Secondly, the term "effectiveness" is bothersome because it implies there must be one correct answer. Take, for instance, a therapy that prolongs life "effectively" that is expensive (many of the new cancer drugs come to mind). If cost-effectiveness is the goal, then using none of the drug and letting the patient succumb to cancer might be the most "effective" use of the drug to save costs to our health care system. But if longevity is the primary effectiveness goal, then the best therapy might be incredibly costly in a younger patient. Which effectiveness goal will be chosen for each of the therapies tested? Cost or clinical outcome? If a "blended" goal is desired, who will decide how much of which goal will be ultimately chosen?
Finally, what about confounding factors? How can any of the millions of permutations of co-existing conditions be weighed in effectivness research? Take coronary stents, for instance. Whereas a drug-eluting stent might be the perfect choice in terms of limiting restenosis in a particular clinical situation, will comparative effectiveness research limit a cardiologist's ability to place a bare metal stent instead because he knows the patient will be undergoing hip replacement in four weeks? Can we really expect an algorithm mandated by researchers and bureaucrats to account for these situations? If so, how extensive will all the exclusion criteria become?
Suddenly to me, it seems the crystal clear goals of Comparative Effectiveness Research become very clouded.

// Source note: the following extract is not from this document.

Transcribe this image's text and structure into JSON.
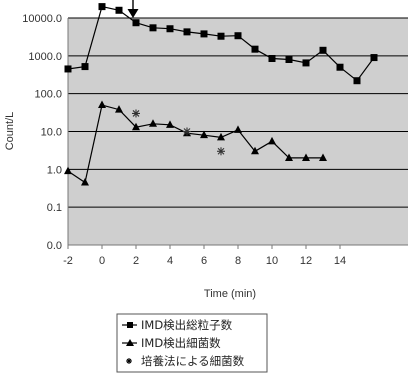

Rather, I think this $1.1 billion earmark for comparative effectiveness research is really about stimulating research budgets for the "Chosen Fifteen" connected research politicos rather than helping doctors know how best to treat their patients. No one study or group of individuals can apply such studies to the individual patient - I don't care how much money we dump into their research. Clinical guidelines have been careful not to supercede clincal judgement and comparative effectiveness research shouldn't either. To do so invites liability claims and the potential for untoward health care delivery in the name of government mandates that might ultimately threaten the doctor-patient relationship.
Then what have we accomplished for our $1.1 billion dollars?